The intelligent museum architecture that can grow organically succeeds in connecting apparent opposites like fast/slow, virtuality/reality, perfection/imperfection, content overkill/resource-minimising technology, tradition/innovation, cultural heritage/event society and globality/locality, to name just a few.
Thanks to the microarchitectural, resource-saving implementation, it not only preserves the authentic structure of the villa but also plays a key role in urban regeneration of a central area of Dresden’s Neustadt district, opening it up to the public. This organic approach to monument preservation meets the need to preserve the past and update it for the present and future, by revealing the old identity (the building structure) and assimilating it with the new (its new content and function). The museum is integrated as an innovative house within a house in the listed Villa Augustin and also in the virtual ‘global house’ of the internet.

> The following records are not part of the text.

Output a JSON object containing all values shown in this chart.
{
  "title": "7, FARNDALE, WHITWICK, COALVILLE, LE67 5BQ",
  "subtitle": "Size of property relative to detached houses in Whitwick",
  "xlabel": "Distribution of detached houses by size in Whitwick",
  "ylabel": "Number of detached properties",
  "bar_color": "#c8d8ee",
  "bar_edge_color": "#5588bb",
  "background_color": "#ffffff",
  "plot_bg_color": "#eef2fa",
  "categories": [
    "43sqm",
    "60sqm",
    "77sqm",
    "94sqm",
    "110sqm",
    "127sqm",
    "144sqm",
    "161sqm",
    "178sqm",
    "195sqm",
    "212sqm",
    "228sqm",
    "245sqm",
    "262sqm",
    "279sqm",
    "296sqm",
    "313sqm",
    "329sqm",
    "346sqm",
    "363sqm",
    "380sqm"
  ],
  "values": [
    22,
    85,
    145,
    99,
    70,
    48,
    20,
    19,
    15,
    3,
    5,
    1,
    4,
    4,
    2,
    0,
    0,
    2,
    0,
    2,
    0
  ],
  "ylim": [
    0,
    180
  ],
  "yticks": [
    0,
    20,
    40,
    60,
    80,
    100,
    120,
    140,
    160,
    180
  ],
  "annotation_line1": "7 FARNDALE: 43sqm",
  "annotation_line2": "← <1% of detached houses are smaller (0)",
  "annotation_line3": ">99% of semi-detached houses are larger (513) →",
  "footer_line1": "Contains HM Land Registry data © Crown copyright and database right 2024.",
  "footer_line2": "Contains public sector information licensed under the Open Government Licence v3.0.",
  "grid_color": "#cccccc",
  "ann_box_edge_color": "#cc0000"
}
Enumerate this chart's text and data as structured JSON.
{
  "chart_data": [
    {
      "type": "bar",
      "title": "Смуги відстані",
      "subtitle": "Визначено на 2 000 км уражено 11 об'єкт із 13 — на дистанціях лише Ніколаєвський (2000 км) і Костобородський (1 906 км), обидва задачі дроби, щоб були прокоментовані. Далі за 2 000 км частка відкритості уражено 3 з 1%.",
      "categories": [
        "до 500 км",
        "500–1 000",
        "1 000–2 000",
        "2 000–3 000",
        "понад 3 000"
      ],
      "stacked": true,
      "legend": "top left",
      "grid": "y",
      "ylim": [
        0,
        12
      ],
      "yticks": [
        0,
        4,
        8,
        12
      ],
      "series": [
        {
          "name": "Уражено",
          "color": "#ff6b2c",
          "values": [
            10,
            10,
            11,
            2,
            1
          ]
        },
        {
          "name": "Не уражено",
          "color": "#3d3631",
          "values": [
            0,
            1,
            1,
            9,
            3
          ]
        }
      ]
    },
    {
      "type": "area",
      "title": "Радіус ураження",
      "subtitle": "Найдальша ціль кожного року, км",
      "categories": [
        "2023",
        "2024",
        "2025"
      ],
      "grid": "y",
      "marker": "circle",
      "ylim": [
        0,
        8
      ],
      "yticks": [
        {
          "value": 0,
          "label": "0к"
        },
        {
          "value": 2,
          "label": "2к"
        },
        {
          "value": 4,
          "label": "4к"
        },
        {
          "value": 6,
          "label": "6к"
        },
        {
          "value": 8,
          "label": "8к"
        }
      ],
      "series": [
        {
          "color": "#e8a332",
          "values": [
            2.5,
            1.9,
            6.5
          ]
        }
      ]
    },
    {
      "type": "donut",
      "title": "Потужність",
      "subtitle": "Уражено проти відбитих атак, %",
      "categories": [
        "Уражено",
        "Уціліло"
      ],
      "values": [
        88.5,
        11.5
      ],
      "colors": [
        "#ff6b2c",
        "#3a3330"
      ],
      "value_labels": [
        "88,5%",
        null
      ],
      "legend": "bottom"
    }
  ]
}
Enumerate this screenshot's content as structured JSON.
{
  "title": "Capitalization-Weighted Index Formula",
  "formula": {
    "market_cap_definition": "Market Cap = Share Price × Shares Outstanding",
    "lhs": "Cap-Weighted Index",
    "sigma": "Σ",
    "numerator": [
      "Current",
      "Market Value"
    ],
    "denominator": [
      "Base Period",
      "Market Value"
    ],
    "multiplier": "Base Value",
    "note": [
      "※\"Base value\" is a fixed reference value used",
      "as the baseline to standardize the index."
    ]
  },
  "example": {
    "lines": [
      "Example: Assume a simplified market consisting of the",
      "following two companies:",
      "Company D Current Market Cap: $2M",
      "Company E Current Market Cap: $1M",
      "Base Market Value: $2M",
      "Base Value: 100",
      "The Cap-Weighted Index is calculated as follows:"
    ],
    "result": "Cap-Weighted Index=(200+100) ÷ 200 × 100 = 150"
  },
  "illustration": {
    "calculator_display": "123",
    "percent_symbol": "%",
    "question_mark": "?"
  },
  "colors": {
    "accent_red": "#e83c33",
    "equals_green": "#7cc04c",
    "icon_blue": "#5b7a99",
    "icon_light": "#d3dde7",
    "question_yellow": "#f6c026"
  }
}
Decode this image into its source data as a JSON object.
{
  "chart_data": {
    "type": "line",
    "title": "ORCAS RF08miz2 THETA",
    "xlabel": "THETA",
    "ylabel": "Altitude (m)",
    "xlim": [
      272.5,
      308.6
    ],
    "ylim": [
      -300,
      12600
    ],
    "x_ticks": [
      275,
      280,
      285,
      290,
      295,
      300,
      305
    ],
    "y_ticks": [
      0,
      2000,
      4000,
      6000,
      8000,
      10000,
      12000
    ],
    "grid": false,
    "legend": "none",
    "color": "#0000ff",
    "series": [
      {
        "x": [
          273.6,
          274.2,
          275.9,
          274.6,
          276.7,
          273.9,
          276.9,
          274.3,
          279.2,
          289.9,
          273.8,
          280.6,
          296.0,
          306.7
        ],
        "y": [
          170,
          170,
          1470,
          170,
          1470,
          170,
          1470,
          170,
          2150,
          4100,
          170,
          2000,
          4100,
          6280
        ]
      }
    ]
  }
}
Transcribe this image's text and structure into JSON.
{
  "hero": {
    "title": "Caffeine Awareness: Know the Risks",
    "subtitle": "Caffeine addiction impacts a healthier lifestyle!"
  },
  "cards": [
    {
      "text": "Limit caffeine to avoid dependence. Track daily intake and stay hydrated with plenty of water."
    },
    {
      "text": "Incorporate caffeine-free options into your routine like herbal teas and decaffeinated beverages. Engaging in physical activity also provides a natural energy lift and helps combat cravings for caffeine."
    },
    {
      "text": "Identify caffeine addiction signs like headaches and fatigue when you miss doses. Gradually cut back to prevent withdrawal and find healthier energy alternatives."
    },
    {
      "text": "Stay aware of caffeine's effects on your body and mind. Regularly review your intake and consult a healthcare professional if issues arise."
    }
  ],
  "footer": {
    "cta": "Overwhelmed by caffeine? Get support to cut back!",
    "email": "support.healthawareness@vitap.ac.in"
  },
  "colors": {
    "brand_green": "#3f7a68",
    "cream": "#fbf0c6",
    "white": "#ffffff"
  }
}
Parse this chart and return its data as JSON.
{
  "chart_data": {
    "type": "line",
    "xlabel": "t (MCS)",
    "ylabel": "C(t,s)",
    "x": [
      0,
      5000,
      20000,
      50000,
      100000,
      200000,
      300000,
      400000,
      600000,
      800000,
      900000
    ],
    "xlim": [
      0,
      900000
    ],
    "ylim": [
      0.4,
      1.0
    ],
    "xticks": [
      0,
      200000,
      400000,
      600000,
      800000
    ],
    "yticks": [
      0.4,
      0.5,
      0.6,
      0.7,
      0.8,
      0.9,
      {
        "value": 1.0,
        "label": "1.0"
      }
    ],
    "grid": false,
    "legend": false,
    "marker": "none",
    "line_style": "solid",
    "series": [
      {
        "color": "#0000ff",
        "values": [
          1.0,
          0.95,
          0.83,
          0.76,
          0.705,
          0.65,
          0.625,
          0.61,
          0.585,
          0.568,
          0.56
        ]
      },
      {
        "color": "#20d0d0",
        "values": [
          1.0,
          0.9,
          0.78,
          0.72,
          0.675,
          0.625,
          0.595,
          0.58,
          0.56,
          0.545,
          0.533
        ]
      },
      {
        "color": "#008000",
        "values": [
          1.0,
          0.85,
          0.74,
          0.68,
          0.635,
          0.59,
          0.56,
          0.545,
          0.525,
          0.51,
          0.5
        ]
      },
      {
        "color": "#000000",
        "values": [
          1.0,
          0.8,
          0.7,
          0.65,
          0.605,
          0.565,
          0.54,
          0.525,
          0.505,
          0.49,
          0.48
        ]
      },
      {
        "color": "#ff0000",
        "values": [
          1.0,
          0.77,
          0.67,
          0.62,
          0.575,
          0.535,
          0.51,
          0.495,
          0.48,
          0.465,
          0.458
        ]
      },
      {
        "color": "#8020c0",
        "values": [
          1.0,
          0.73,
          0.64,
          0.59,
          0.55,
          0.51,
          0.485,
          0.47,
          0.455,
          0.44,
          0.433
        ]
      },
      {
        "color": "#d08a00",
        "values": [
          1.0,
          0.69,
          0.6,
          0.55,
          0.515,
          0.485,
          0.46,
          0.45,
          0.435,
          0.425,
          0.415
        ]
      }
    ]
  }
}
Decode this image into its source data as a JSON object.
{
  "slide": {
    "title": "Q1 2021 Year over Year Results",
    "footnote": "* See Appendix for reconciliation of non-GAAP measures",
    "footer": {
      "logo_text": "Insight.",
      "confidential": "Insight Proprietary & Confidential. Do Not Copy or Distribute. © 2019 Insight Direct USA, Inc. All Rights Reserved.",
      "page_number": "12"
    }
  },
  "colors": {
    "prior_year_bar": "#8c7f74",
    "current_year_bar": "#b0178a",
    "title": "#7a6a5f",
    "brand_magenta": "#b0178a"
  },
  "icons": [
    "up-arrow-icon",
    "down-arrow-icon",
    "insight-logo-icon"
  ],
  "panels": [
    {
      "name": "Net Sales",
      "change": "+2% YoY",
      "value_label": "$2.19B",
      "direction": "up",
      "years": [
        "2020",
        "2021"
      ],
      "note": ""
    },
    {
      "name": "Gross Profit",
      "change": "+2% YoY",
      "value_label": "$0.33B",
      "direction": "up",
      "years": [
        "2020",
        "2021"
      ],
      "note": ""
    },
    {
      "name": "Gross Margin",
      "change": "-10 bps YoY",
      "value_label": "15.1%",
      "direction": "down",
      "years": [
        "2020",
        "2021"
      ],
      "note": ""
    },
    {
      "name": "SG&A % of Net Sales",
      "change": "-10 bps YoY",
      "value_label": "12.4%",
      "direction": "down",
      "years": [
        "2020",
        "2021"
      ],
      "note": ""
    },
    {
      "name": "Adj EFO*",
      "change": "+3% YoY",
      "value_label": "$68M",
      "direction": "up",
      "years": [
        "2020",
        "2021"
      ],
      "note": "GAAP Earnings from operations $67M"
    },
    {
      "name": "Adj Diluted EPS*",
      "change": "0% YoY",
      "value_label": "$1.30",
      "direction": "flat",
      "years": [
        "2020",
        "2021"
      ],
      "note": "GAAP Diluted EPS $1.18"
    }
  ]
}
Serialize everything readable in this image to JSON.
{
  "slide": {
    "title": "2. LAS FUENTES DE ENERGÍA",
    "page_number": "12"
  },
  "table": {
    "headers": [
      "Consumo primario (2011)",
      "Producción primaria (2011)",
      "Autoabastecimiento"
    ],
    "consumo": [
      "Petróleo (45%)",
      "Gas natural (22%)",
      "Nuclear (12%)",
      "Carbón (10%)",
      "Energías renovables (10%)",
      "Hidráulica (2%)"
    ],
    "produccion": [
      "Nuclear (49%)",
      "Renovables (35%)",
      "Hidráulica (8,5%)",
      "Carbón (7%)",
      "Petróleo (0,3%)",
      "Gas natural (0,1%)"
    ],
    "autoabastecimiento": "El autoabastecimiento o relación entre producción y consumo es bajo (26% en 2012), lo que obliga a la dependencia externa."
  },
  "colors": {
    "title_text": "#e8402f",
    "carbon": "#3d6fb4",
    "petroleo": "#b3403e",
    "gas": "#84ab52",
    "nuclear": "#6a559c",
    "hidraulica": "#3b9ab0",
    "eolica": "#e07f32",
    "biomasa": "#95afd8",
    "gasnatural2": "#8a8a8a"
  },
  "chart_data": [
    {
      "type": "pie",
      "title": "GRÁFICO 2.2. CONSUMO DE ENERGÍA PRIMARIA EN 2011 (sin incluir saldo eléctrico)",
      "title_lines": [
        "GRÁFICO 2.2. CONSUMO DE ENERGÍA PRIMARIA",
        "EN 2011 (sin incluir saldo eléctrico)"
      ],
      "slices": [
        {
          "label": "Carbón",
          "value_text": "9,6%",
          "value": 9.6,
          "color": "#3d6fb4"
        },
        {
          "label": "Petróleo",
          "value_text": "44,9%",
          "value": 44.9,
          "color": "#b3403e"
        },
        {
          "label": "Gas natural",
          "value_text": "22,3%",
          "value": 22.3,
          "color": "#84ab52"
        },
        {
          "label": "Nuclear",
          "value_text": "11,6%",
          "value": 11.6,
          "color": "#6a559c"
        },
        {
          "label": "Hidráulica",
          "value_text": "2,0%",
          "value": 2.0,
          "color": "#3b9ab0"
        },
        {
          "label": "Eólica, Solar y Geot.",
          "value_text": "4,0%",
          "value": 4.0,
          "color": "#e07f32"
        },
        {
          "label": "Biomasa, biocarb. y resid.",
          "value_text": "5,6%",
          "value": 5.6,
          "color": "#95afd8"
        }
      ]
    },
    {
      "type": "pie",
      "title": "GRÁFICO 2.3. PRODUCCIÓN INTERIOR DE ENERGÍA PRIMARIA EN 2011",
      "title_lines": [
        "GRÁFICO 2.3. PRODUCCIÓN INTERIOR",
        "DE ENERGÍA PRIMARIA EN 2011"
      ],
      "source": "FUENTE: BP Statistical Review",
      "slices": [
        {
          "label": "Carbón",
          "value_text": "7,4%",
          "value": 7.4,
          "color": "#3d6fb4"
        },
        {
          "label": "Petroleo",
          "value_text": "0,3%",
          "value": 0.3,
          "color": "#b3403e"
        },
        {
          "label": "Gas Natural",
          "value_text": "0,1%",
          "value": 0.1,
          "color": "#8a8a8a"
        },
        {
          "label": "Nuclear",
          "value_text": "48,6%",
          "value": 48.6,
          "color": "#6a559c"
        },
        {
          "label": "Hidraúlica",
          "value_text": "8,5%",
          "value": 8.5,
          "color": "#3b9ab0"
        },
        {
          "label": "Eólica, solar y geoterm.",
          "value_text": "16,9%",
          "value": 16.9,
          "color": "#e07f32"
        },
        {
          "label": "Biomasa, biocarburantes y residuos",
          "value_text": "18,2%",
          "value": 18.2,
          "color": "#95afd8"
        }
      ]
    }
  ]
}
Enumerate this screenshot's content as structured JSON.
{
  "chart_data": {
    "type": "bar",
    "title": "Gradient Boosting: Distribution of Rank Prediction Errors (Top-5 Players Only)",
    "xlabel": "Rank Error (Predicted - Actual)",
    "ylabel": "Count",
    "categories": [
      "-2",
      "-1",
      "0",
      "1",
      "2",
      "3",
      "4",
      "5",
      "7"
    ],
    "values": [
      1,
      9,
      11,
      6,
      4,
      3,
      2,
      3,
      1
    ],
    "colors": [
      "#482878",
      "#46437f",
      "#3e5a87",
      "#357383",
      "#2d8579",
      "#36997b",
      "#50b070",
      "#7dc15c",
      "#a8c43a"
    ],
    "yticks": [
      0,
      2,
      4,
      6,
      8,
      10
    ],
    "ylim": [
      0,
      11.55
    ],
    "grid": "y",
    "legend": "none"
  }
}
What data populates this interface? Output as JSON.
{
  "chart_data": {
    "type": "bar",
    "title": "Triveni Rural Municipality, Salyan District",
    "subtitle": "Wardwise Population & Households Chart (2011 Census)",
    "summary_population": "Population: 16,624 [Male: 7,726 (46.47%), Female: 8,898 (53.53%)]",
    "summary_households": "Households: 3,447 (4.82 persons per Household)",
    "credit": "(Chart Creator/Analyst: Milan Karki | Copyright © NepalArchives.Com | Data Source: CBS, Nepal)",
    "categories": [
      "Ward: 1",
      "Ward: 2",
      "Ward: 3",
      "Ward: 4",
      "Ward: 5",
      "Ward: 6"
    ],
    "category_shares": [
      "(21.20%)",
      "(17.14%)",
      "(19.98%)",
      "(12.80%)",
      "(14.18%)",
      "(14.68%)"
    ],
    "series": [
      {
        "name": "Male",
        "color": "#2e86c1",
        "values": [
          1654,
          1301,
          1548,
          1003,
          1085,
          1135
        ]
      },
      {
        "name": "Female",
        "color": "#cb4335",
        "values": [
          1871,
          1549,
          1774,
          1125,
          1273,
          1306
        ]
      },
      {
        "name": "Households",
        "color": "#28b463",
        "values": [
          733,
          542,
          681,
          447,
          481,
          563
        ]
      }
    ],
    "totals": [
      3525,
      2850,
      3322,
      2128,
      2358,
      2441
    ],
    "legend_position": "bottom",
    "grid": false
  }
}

All visitors are invited to explore the life-size museum block and look ‘behind it’ at their own pace and according to their own interests, and to pay closer attention to particular objects. Each and every one of these blocks is an autonomous object that combines to make a whole with the other elements (13+1=15).
The efficient total artwork features a modular design, and was built and populated in several stages – based on the availability of financial resources and contents. It is a growing, regenerating museum, which adapts to its visitors needs and wants.
The mobile, interactive micromuseum® is a new model for future museums dedicated to prominent individuals who have not left their estate to the museum. This project unites literature, architecture, art, communication and technology, combining tactile contents and the latest media.
The custom-made micromuseum® is a ‘walk-in treasure chest’ and was initially developed for a 15 m² room in Dresden-Neustadt, Kästner’s hometown from 1899 to 1917. With ‘less is more’ as the guiding architectural vision, the design fits several real spaces into one room to save resources. By using the internet as a virtual space, the museum can maximise its public impact while also reducing the global carbon footprint by reducing the time and energy expended for travel. Whereas conventional museums generally impose the role of mere spectators on visitors, the interactive micromuseum® takes its visitors on an exciting adventure of their own.
On entering the museum at Antonstraße 1, visitors find themselves facing an elegant object that is 2 metres tall, 3 metres long and 1.2 metres wide. This object is the museum itself, a piece of art that visitors must examine and explore to gain access to its contents. The visitor gradually notices that the solid cuboid can be opened like a fruit. A dozen individual elements roll away from the central core like building blocks on wheels. Inside, the elements reveal well-stocked bookshelves, drawers and display cases for photographs and personal items. The core, a multimedia time machine, is permanently installed in the centre of the room.
The combination of the physically slow opening procedure and high-speed multimedia access enables visitors to experience conscious contrasts of time and speed. Each visitor creates their own, completely new choreography as they explore and investigate the architectural elements and their contents. Besides books and other original exhibits, Kästner fans will find audio and video material and a workstation equipped with the latest computer technology, giving them access to the latest research findings and information on Erich Kästner.
Items from Kästner´s estate – most of which were never put up for sale – can be viewed on the computer screen. Present and future Kästner fans of all ages can explore the real as well as the virtual world for Kästner news.